Background Alcohol consumption is a leading cause of death for people aged 15–49 years globally, resulting in 2.8 million total deaths in 2016. The Global Burden of Disease (GBD) Study is a global enterprise, informing and developing policies through comprehensive systematic analysis of comparable data using standardised methodology. GBD estimations have become more robust for recent iterations, with new methodological improvements. Ireland is ranked 9th highest alcohol per-capita consumption amongst the OECD countries (10.8 litres/capita) and 8th highest rate of monthly binge drinking. Alcohol is a societal issue, with a complex association with health. Ireland has introduced the Public Health (Alcohol) Act (PHAA) in 2018. Therefore, a comprehensive baseline information on the attributable burden of alcohol harms is important to evaluate the full implementation of this Act later in Ireland.
Methods We estimated the burden of alcohol related fatal and non-fatal health outcomes in Ireland for 2019, using the most recently available GBD Compare data. Disability-Adjusted-Life -Years (DALYs) and total deaths attributable to alcohol were estimated using the GBD comparative risk assessment framework. Improvements to GBD methodology related to alcohol estimation process, including access to more recent data sources, and minimising compositional bias, and accounting for abstention, tourism-related and unrecorded information in statistical modelling. 95% Uncertainty Intervals (UI) are provided.
Results In 2019, there were 1543 (1237 – 1860 95% UI) deaths attributable to alcohol- 5% of all deaths in Ireland – proportionately more deaths in males: 1104 (896 – 1327 95% UI) compared to females: 439 (295 – 599 95% UI), giving a standardised mortality rate of 45 and 18 per 100,000 population, respectively. DALYs lost were 62237 (52062 – 73939 95% UI) in 2019. Chronic liver disease was the biggest alcohol related condition, with a risk factor attribution of 73.3% (57.4% – 86.0 %95% UI). 27% of deaths due to self-harm/interpersonal violence are alcohol attributable- estimating approximately 123 deaths in 2019. The largest number of alcohol attributable deaths were neoplasms (~635 deaths). Alcohol deaths ranked 8th in Ireland in 2019– up from being rank 13 in 1990.
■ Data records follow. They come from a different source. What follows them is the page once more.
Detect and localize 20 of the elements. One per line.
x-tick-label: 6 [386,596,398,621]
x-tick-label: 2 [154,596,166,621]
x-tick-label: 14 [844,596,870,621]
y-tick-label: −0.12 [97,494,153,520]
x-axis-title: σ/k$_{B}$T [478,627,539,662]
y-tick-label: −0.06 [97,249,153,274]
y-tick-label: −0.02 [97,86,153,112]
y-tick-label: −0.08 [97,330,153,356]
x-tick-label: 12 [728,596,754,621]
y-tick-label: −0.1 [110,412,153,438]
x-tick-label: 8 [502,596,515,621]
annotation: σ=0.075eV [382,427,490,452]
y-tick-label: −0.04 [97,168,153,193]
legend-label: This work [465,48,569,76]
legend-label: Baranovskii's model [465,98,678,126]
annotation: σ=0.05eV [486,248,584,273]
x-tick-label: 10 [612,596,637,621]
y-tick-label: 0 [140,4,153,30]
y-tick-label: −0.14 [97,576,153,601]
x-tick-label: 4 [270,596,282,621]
Conclusion On average, four deaths per day are alcohol-related in Ireland, with a disproportionate distribution of alcohol attributable burden. Important provisions in the PHAA are yet to be implemented, including labelling, and regulation of advertising broadcast and content. The findings signal the need for full implementation of the PHAA, and accurate timely estimates of alcohol burden are crucially important to inform policymaking.